Trusting additional CAs in Fedora / RHEL / CentOS: an alternative to editing /etc/pki/tls/certs/ca-bundle.crt (or /etc/pki/tls/cert.pem)
Around the internet, you can find various pages advising appending CA certificates to /etc/pki/tls/certs/ca-bundle.crt
or /etc/pki/tls/cert.pem
(they're the same file, one's a symlink to the other) as a good way to trust them.
This may be necessary, but it has drawbacks (the main one being that once you've edited the file, it will no longer be automatically updated; updates will appear as ca-bundle.crt.rpmnew
and you'll have to remember to manually move it to ca-bundle.crt
and re-append your custom certs). There's an alternative approach that may be better for you, even on really old RHEL / CentOS.
On Fedora since 19, RHEL / CentOS 7, and RHEL / CentOS 6 since this update, the Shared System Certificates feature is available. With that system, the correct method is to place the certificate to be trusted (in PEM format) in /etc/pki/ca-trust/source/anchors/
and run sudo update-ca-trust
. (If the certificate is in OpenSSL's extended BEGIN TRUSTED CERTIFICATE
format, place it in /etc/pki/ca-trust/source
). On RHEL 6, you have to activate the system with update-ca-trust enable
after installing the update; if you don't want to use it, you can try the approach below.
On RHEL / CentOS 5, that system isn't available. But it's still not a good idea to modify the distribution's bundle file unless you really have to, as explained above.
Instead of appending to the bundle file, you can try placing the certificate to be trusted (in PEM format with the extension .pem
) in /etc/pki/tls/certs
and run sudo c_rehash
(you may need a yum install /usr/bin/c_rehash
). The .pem
extension is important, c_rehash
will only process files with this extension.

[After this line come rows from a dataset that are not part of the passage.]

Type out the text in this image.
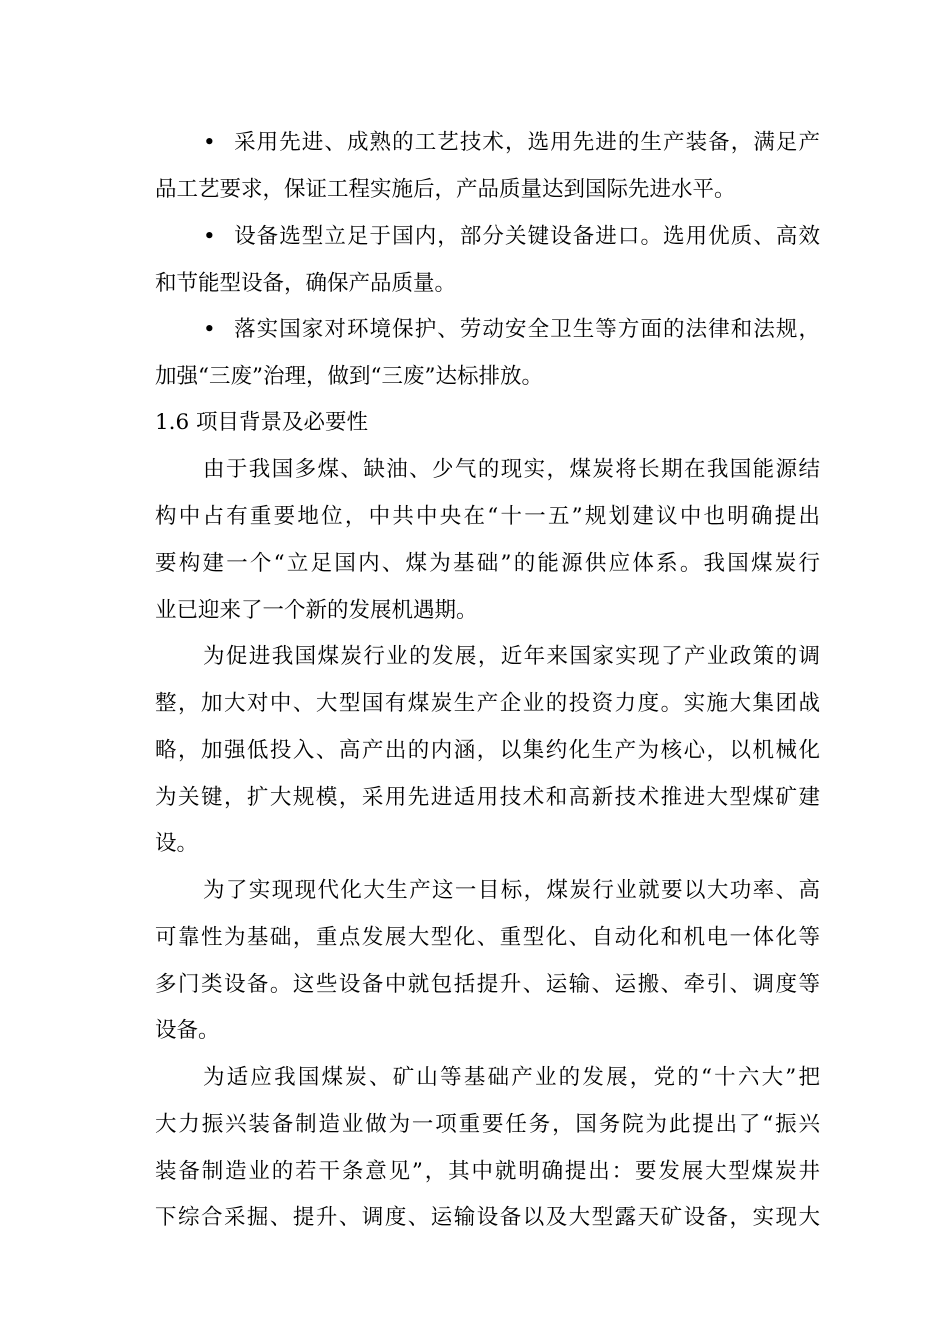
• 采用先进、成熟的工艺技术，选用先进的生产装备，满足产
品工艺要求，保证工程实施后，产品质量达到国际先进水平。
• 设备选型立足于国内，部分关键设备进口。选用优质、高效
和节能型设备，确保产品质量。
• 落实国家对环境保护、劳动安全卫生等方面的法律和法规，
加强“三废”治理，做到“三废”达标排放。
1.6 项目背景及必要性
由于我国多煤、缺油、少气的现实，煤炭将长期在我国能源结
构中占有重要地位，中共中央在“十一五”规划建议中也明确提出
要构建一个“立足国内、煤为基础”的能源供应体系。我国煤炭行
业已迎来了一个新的发展机遇期。
为促进我国煤炭行业的发展，近年来国家实现了产业政策的调
整，加大对中、大型国有煤炭生产企业的投资力度。实施大集团战
略，加强低投入、高产出的内涵，以集约化生产为核心，以机械化
为关键，扩大规模，采用先进适用技术和高新技术推进大型煤矿建
设。
为了实现现代化大生产这一目标，煤炭行业就要以大功率、高
可靠性为基础，重点发展大型化、重型化、自动化和机电一体化等
多门类设备。这些设备中就包括提升、运输、运搬、牵引、调度等
设备。
为适应我国煤炭、矿山等基础产业的发展，党的“十六大”把
大力振兴装备制造业做为一项重要任务，国务院为此提出了“振兴
装备制造业的若干条意见”，其中就明确提出：要发展大型煤炭井
下综合采掘、提升、调度、运输设备以及大型露天矿设备，实现大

Readers of my last post may grok what's going on there: /etc/pki/tls/certs
is OpenSSL's 'default CApath' on RHEL/CentOS, and OpenSSL will trust both certificates found in the 'default CAfile' - /etc/pki/tls/cert.pem
- and in the 'default CApath' - /etc/pki/tls/certs
.
The caveat is that this only works for things that use OpenSSL and use its default trust store locations. It won't work for apps that use OpenSSL but directly use the bundle file instead of using OpenSSL's 'default trust store' function, and it won't work for anything based on GnuTLS (whereas editing the bundle file often will, as we often have those patched to load the bundle file directly).
So sometimes you just have to edit the bundle file - but in some cases you might be able to avoid it.
Comments
By convention, software packages that needed to install anchors for some reason would put them in /usr/share/pki/ca-trust-source , while /etc/pki/ca-trust/source would be for the sysadmin to use.